The current account balance remains positive, with a surplus of 1.9% of GDP in 2018. While deterioration in the trade balance will result in a narrower current account surplus for 2019, the capital account balance will be in a surplus of over 1% thanks to EU fund disbursements. The combined current account and capital account surplus will be 2-3% of GDP. External debt decreased to 84.7% of GDP at end-June 2019. Since foreign reserves exceed the external debt maturing within a year, foreign currency liquidity is not a concern.

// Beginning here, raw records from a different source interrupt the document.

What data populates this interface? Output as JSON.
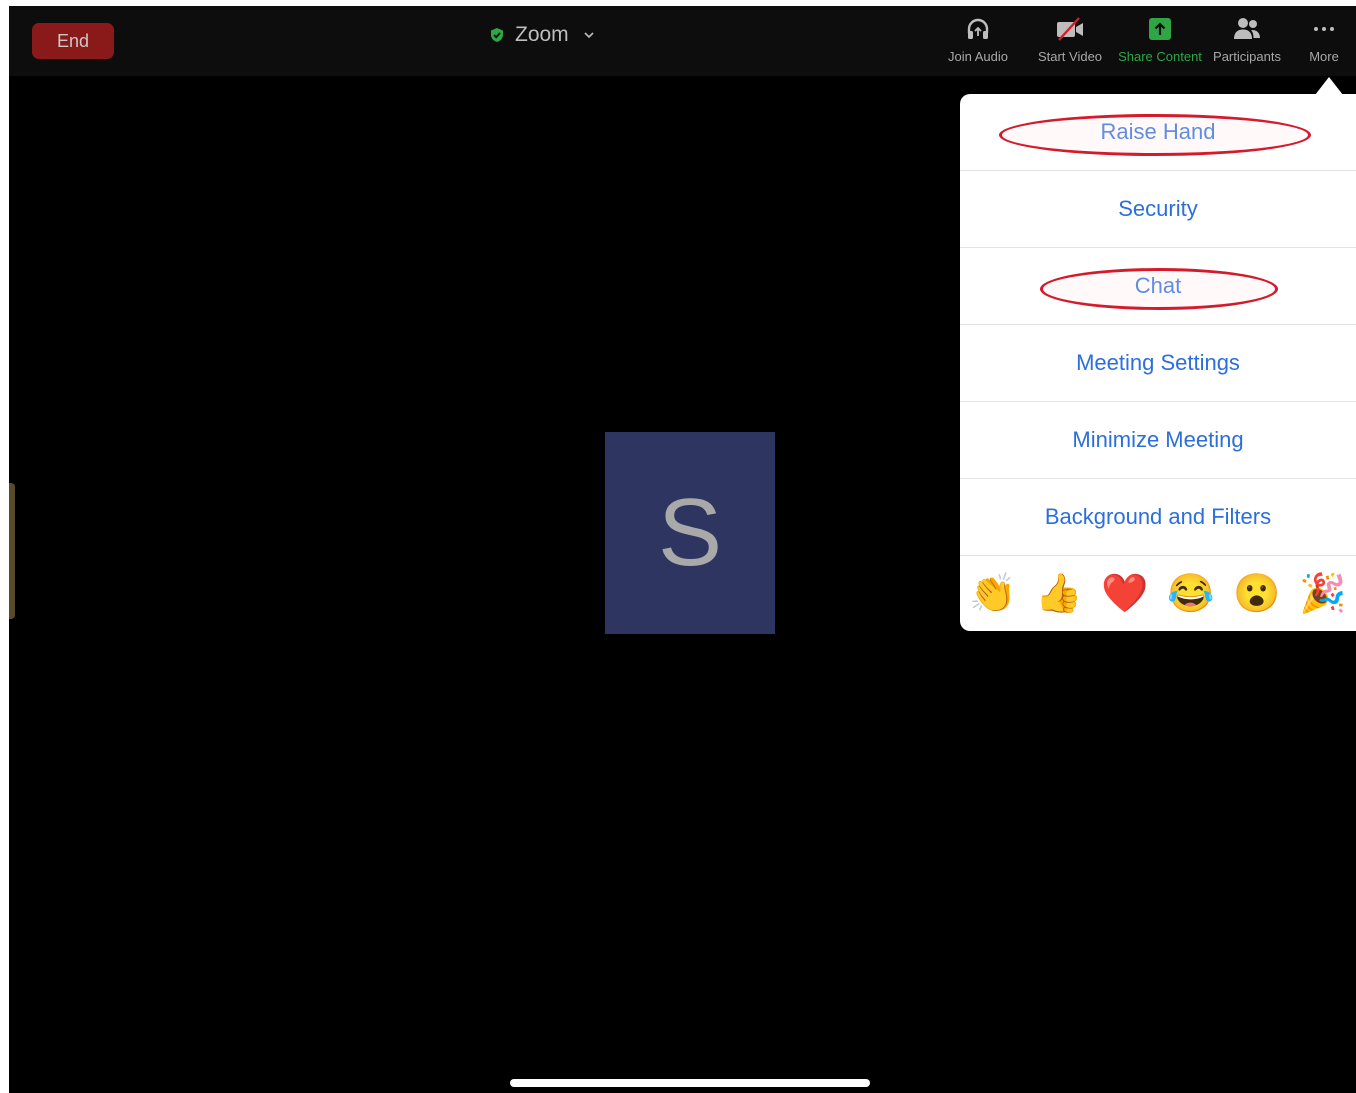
{
  "toolbar": {
    "end_label": "End",
    "meeting_title": "Zoom",
    "join_audio_label": "Join Audio",
    "start_video_label": "Start Video",
    "share_content_label": "Share Content",
    "participants_label": "Participants",
    "more_label": "More"
  },
  "participant": {
    "initial": "S"
  },
  "more_menu": {
    "items": [
      {
        "label": "Raise Hand"
      },
      {
        "label": "Security"
      },
      {
        "label": "Chat"
      },
      {
        "label": "Meeting Settings"
      },
      {
        "label": "Minimize Meeting"
      },
      {
        "label": "Background and Filters"
      }
    ],
    "reactions": [
      {
        "emoji": "👏",
        "icon": "clapping-hands-icon"
      },
      {
        "emoji": "👍",
        "icon": "thumbs-up-icon"
      },
      {
        "emoji": "❤️",
        "icon": "heart-icon"
      },
      {
        "emoji": "😂",
        "icon": "tears-of-joy-icon"
      },
      {
        "emoji": "😮",
        "icon": "surprised-face-icon"
      },
      {
        "emoji": "🎉",
        "icon": "party-popper-icon"
      }
    ]
  },
  "colors": {
    "accent_blue": "#2c6fdc",
    "end_red": "#8a1a1a",
    "share_green": "#2fa546",
    "highlight_red": "#d41b2c",
    "avatar_bg": "#2e3560"
  }
}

With the ratio of non-performing loans falling moderately, the banking sector enjoys solid earnings. Its liquidity coverage and capital adequacy ratios are well above requirements. Domestic currency loans are growing, reflecting lower interest rates and an increase in domestic currency deposits. A decline in currency risk for both banks and borrowers is a positive factor. R&I considers that the financial system remains stable.
The general government fiscal balance turned positive in 2017 and posted a surplus of 0.2% of GDP in 2018. The government projects a fiscal deficit of 0.3% of GDP for 2019. Despite the tax cut package introduced as part of a tax reform, tax revenue is higher than anticipated. The fiscal balance for 2019 is likely to be positive, as seen in the EC's projection of a surplus of 0.1% of GDP. In tandem with improvement in the fiscal balance, the outstanding general government debt to GDP ratio has been decreasing and is expected to be around 70% at end-2019.
The government projects that the fiscal balance will be a surplus of 0.2% of GDP in 2020. Because of the elections slated for the second half of the year, upward pressure on expenditure will likely increase. In light of this, along with a scheduled reduction in the value added tax rate, the fiscal balance may turn negative. With a view to joining the European Exchange Rate Mechanism (ERM2), a gateway to adoption of the common currency euro, however, the government is maneuvering its policy giving due consideration to fiscal discipline, as exemplified by the stricter medium-term fiscal targets it will introduce. Even if the fiscal balance moves into deficit, R&I believes that the deficit will be marginal.
While the tax reform has progressed, other structural issues are still to be addressed. Given the ongoing outflow of labor from Croatia, a failure to reinforce the supply side of the economy could decelerate economic growth in the medium to long term. R&I will keep an eye on whether the government is able to press ahead with structural reforms, as well as efforts to enter ERM2 in the target year of 2020."